CEDEAO : les divisions autour des coups d'État pourraient bouleverser le sommet

CEDEAO : les divisions autour des coups d’État pourraient bouleverser le sommet

Dimanche 10 décembre, la capitale nigériane, Abuja, accueille un sommet des dirigeants de la Communauté économique des États de l’Afrique de l’Ouest (CEDEAO). La rencontre se déroule dans un contexte de tensions dans la région.

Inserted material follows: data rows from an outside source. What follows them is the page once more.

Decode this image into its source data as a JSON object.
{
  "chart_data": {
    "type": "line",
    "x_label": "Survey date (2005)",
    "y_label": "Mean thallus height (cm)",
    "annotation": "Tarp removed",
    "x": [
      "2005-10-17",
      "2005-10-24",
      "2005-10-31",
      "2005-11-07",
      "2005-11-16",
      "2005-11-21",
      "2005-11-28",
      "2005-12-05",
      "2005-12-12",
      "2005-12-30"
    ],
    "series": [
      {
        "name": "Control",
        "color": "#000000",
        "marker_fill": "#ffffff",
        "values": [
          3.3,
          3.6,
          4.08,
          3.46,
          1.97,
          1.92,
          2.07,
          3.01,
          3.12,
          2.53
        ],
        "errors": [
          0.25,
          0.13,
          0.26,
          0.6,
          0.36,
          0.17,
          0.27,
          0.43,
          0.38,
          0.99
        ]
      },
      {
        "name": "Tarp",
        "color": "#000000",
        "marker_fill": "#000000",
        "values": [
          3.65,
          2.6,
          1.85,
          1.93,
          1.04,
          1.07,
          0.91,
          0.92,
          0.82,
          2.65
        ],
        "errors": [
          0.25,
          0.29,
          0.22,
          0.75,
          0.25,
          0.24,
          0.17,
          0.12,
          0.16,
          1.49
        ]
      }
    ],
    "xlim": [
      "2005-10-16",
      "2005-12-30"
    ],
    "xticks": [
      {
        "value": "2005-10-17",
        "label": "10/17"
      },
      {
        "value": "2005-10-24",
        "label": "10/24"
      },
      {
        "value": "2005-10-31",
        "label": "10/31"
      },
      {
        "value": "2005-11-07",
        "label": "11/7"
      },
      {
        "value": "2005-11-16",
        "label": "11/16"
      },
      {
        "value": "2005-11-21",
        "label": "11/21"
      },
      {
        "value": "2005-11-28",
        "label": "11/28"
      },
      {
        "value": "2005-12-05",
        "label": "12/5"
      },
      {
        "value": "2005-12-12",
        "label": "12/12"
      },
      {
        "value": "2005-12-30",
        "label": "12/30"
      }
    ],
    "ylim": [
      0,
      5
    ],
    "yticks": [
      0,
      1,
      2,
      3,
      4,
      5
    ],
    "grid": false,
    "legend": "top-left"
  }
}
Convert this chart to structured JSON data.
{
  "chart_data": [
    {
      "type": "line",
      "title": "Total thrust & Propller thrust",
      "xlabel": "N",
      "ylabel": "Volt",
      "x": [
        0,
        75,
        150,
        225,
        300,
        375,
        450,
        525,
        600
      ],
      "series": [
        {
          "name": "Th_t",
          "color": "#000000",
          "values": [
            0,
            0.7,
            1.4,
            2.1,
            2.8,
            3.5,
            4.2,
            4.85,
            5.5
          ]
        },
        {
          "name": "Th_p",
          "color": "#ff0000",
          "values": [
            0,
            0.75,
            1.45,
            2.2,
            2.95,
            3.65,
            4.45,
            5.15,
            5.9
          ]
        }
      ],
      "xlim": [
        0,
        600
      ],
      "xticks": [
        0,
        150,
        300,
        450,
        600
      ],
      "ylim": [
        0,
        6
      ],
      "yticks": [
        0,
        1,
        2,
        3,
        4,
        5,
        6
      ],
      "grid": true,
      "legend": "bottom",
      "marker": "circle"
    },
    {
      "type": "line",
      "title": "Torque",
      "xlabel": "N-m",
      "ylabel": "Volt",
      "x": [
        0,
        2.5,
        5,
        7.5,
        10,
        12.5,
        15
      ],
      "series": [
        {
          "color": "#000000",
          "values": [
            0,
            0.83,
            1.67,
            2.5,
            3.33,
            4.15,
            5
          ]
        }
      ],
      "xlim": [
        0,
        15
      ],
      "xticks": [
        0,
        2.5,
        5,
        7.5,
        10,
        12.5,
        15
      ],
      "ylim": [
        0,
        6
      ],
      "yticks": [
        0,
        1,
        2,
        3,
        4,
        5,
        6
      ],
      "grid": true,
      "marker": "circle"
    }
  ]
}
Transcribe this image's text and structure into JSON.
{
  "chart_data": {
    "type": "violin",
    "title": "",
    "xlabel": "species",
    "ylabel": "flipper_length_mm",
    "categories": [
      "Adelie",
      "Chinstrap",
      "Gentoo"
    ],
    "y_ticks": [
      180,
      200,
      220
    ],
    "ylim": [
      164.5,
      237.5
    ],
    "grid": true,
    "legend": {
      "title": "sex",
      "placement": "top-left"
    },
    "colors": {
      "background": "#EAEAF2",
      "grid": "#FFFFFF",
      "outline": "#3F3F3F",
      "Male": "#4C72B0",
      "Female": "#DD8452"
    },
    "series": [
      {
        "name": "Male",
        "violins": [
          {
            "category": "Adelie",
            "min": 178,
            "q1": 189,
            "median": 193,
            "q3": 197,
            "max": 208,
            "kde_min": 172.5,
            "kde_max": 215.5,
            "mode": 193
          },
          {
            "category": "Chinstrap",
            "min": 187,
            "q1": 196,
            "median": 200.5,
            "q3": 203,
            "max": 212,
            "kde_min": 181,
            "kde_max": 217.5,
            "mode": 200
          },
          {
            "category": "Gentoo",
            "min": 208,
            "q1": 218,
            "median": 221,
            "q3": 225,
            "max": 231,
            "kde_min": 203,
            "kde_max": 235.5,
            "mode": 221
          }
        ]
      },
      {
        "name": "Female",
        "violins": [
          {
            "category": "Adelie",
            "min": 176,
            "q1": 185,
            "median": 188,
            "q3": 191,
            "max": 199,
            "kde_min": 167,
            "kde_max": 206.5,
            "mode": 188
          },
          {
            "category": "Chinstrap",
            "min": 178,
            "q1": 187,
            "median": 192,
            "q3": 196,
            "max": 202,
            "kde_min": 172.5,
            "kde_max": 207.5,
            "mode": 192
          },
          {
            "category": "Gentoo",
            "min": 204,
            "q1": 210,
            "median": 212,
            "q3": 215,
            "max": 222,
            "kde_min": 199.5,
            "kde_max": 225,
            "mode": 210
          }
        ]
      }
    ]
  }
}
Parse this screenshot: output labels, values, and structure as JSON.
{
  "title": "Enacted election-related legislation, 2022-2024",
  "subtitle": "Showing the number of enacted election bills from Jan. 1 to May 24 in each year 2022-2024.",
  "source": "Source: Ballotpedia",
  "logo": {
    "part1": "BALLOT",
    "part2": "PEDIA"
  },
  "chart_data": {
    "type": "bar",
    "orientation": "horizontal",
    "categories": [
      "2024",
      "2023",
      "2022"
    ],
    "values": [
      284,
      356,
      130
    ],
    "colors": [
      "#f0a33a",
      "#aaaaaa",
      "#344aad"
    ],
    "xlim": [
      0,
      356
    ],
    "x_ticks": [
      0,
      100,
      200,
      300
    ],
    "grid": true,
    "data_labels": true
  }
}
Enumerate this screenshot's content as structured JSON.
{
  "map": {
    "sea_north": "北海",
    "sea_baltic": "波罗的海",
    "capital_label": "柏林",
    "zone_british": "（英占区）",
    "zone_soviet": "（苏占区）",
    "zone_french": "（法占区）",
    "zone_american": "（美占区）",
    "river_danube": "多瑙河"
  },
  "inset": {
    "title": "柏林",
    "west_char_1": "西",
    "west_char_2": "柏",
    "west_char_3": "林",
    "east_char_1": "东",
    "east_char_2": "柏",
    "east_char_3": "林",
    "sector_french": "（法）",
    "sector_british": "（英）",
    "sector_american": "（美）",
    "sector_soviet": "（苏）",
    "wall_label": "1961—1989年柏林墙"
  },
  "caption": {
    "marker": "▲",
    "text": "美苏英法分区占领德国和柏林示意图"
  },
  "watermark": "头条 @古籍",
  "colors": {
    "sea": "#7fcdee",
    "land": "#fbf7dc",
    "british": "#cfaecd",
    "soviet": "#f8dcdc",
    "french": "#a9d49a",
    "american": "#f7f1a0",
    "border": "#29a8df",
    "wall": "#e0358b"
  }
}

Les coups d’État au Mali, au Burkina Faso, au Niger et en Guinée-Conakry, ainsi que les sanctions contre ces pays, promettent de marquer l’agenda de la CEDEAO au sommet d’Abuja, ce dimanche (10h12) – et les premières divergences entre les Etats membres peuvent découler de ces problèmes.

Pour l’heure, il est au moins un pays qui n’hésite plus à adopter une attitude plus flexible envers les putschistes : le Togo. En octobre, par exemple, Lomé a organisé un forum sur la paix et la sécurité, invitant des représentants de trois pays dirigés par des militaires putschistes : le Mali, le Burkina Faso et le Niger.

Le Niger, dont le chef, le général Abdourahmane Tiani, a pris le pouvoir par la force, était annoncé à Lomé pour une visite « d’amitié et de travail » à la veille du sommet de la CEDEAO.

Intérêts politiques et économiques

Une action qui ne surprend pas le politologue Mounkaïla Mossi. Pour l’analyste, outre les raisons politiques, des intérêts économiques sont également en jeu. « Tout le monde essaie de profiter de la crise. Le Niger peut être un partenaire clé pour le Togo », d’autant plus qu’il y a une crise entre le Niger et le Bénin, explique-t-il.

« Le Bénin est un partenaire fondamental en matière d’exportation de marchandises vers le Niger, via le port de Cotonou », souligne Mossi, mais depuis la crise, « le Togo profite de la situation, car les marchandises passent par Lomé au lieu de Cotonou ».

Alors que le Niger et d’autres pays en transition après des coups d’État seront sans doute à nouveau débattus à Abuja, l’activisme diplomatique du Togo sur cette question continue de poser question, d’autant qu’au sein de la CEDEAO, certains pays ont adopté une position intransigeante à l’égard des putschistes. – c’est le cas du Bénin par rapport au Niger voisin.

Mais il y a aussi le Nigeria, géant de la sous-région, qui reste ferme sur ses positions face aux putschistes.

Une position « non viable »

L’activisme togolais a permis la libération de soldats ivoiriens détenus au Mali en janvier dernier et a aidé une délégation de la CEDEAO à rencontrer le président nigérien déchu Mohamed Bazoum en août, mais la position de Lomé vis-à-vis des régimes putschistes n’est pas viable, selon l’expert en gouvernance et président de l’Institut Tamberma pour la gouvernance, Paul Ameganpko.

« Il est clair qu’il existe actuellement une division, des positions contradictoires entre certains Etats membres de la CEDEAO », explique-t-il, dans un entretien à DW, soulignant que « le Togo fait partie de ces pays qui estiment nécessaire de négocier » les règles communautaires qui condamnent et sanctionner les coups d’État.

Selon lui, la stratégie de Lomé sur ces questions « affaiblit la CEDEAO ». La position du Togo « est irréalisable, car il faut appliquer les règles communautaires et les transitions continuent d’être des transitions », estime l’expert.

Paul Amegankpo attire l’attention sur les risques de crises que pourrait générer à l’avenir une mauvaise gestion des transitions, rappelant que les positions de pays comme le Bénin et le Nigeria, qualifiés de rigides, reposent davantage sur la légalité.

Le Niger, comme le Burkina Faso et le Mali, actuellement suspendus de l’organisation, ne devraient pas être présents à Abuja. Les trois pays confrontés à une « crise jihadiste » se sont récemment réunis pour former l’Alliance des États du Sahel.